In contrast to many ranking efforts, this one also gives us some clear ideas on what we could do to improve our outcomes. Extensive analysis of state CWI values and state actions to help children revealed several very strong relationships. Here are the items that make the most difference in child well-being, from the most to the least important:
- decreasing the percentage of uninsured adults,
- increasing the percentage of adults with a high school diploma,
- increasing the percentage of adults working,
- increasing per capita income,
- increasing household net worth,
- increasing state and local taxes,
- increasing state education spending per pupil,
- increasing the maximum family income for a child to be eligible for Medicaid (SoonerCare), and
- increase spending per child using Temporary Assistance to Needy Families (TANF).
Each of these items is highly correlated with child well-being. Among other things, these clear relationships suggest that we cannot improve the lives of children if we do not improve the lives of adults. They also suggests that many aspects of child well-being are within our power to change. We could improve five of these ten factors (fewer uninsured adults, higher taxes, more spending on education, offering SoonerCare to more low-income children, and increasing TANF benefits) tomorrow, if we had the will and commitment to our children. We also can make wise investments to improve the other five factors in a reasonably short period of time.

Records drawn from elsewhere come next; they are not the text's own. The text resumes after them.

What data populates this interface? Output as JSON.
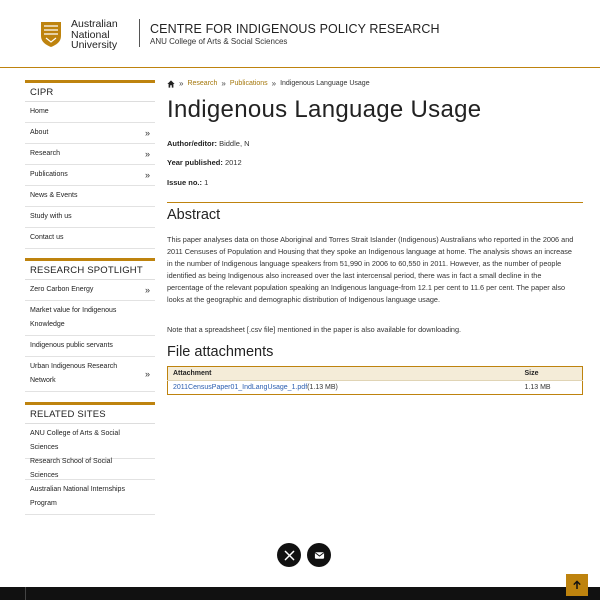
{
  "header": {
    "university_name_line1": "Australian",
    "university_name_line2": "National",
    "university_name_line3": "University",
    "site_title": "CENTRE FOR INDIGENOUS POLICY RESEARCH",
    "site_subtitle": "ANU College of Arts & Social Sciences"
  },
  "sidebar": {
    "section1_heading": "CIPR",
    "section1_items": [
      {
        "label": "Home",
        "has_children": false
      },
      {
        "label": "About",
        "has_children": true
      },
      {
        "label": "Research",
        "has_children": true
      },
      {
        "label": "Publications",
        "has_children": true
      },
      {
        "label": "News & Events",
        "has_children": false
      },
      {
        "label": "Study with us",
        "has_children": false
      },
      {
        "label": "Contact us",
        "has_children": false
      }
    ],
    "section2_heading": "RESEARCH SPOTLIGHT",
    "section2_items": [
      {
        "label": "Zero Carbon Energy",
        "has_children": true
      },
      {
        "label": "Market value for Indigenous Knowledge",
        "has_children": false
      },
      {
        "label": "Indigenous public servants",
        "has_children": false
      },
      {
        "label": "Urban Indigenous Research Network",
        "has_children": true
      }
    ],
    "section3_heading": "RELATED SITES",
    "section3_items": [
      {
        "label": "ANU College of Arts & Social Sciences"
      },
      {
        "label": "Research School of Social Sciences"
      },
      {
        "label": "Australian National Internships Program"
      }
    ],
    "chevron": "»"
  },
  "breadcrumb": {
    "sep": "»",
    "items": [
      "Research",
      "Publications",
      "Indigenous Language Usage"
    ]
  },
  "page": {
    "title": "Indigenous Language Usage",
    "author_label": "Author/editor:",
    "author_value": "Biddle, N",
    "year_label": "Year published:",
    "year_value": "2012",
    "issue_label": "Issue no.:",
    "issue_value": "1",
    "abstract_heading": "Abstract",
    "abstract_text": "This paper analyses data on those Aboriginal and Torres Strait Islander (Indigenous) Australians who reported in the 2006 and 2011 Censuses of Population and Housing that they spoke an Indigenous language at home. The analysis shows an increase in the number of Indigenous language speakers from 51,990 in 2006 to 60,550 in 2011. However, as the number of people identified as being Indigenous also increased over the last intercensal period, there was in fact a small decline in the percentage of the relevant population speaking an Indigenous language-from 12.1 per cent to 11.6 per cent. The paper also looks at the geographic and demographic distribution of Indigenous language usage.",
    "note_text": "Note that a spreadsheet [.csv file] mentioned in the paper is also available for downloading.",
    "attachments_heading": "File attachments"
  },
  "attachments": {
    "col_attachment": "Attachment",
    "col_size": "Size",
    "rows": [
      {
        "file": "2011CensusPaper01_IndLangUsage_1.pdf",
        "inline_size": "(1.13 MB)",
        "size": "1.13 MB"
      }
    ]
  },
  "colors": {
    "accent": "#be830e",
    "link": "#2a5db0"
  },
  "icons": {
    "social1": "x-twitter-icon",
    "social2": "email-icon",
    "back_to_top": "arrow-up-icon"
  }
}
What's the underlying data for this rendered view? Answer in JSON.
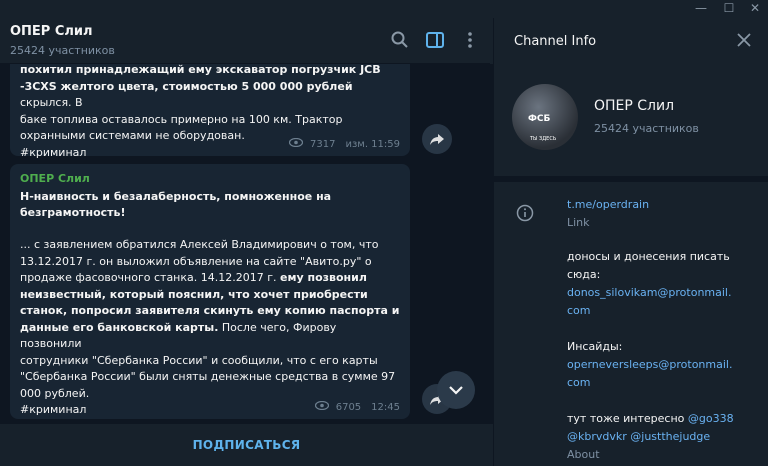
{
  "window": {
    "minimize": "—",
    "maximize": "☐",
    "close": "✕"
  },
  "chat": {
    "title": "ОПЕР Слил",
    "subtitle": "25424 участников"
  },
  "message1": {
    "line1": "похитил принадлежащий ему экскаватор погрузчик JCB",
    "line2": "-3CXS желтого цвета, стоимостью 5 000 000 рублей",
    "line2b": " скрылся. В",
    "line3": "баке топлива оставалось примерно на 100 км. Трактор",
    "line4": "охранными системами не оборудован.",
    "hashtag": "#криминал",
    "views": "7317",
    "time": "изм. 11:59"
  },
  "message2": {
    "author": "ОПЕР Слил",
    "headline1": "Н-наивность и безалаберность, помноженное на",
    "headline2": "безграмотность!",
    "l1": "... с заявлением обратился Алексей Владимирович  о том, что",
    "l2": "13.12.2017 г. он выложил объявление на сайте \"Авито.ру\" о",
    "l3a": "продаже фасовочного станка. 14.12.2017 г. ",
    "l3b": "ему позвонил",
    "l4": "неизвестный, который пояснил, что хочет приобрести",
    "l5": "станок, попросил заявителя скинуть ему копию паспорта и",
    "l6a": "данные его банковской карты.",
    "l6b": " После чего, Фирову позвонили",
    "l7": "сотрудники \"Сбербанка России\" и сообщили, что с его карты",
    "l8": "\"Сбербанка России\" были сняты денежные средства  в сумме 97",
    "l9": "000 рублей.",
    "hashtag": "#криминал",
    "views": "6705",
    "time": "12:45"
  },
  "subscribe_label": "ПОДПИСАТЬСЯ",
  "info_panel": {
    "title": "Channel Info",
    "avatar_text": "ФСБ",
    "avatar_caption": "ТЫ ЗДЕСЬ",
    "name": "ОПЕР Слил",
    "members": "25424 участников",
    "link": "t.me/operdrain",
    "link_label": "Link",
    "desc1": "доносы и донесения писать",
    "desc2": "сюда:",
    "email1a": "donos_silovikam@protonmail.",
    "email1b": "com",
    "insides": "Инсайды:",
    "email2a": "operneversleeps@protonmail.",
    "email2b": "com",
    "also": " тут тоже интересно ",
    "handle1": "@go338",
    "handle2": "@kbrvdvkr",
    "handle3": "@justthejudge",
    "about_label": "About"
  }
}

Recent actions and debates, however, bring our will into question. For example, our elected leaders are actively fighting the federal effort to increase the percentage of adults with health insurance. Governor Fallin’s budget recommends no new funding for education, which is ten percent lower than it was in 2009 in spite of adding 22,000 pupils since then. Finally, legislative and executive leaders seem quite attached to cutting state taxes, which are already low in comparison to prior years and in comparison to other states. If one or more of these efforts are successful, we should not be surprised it the next child well-being results for Oklahoma are even more alarming.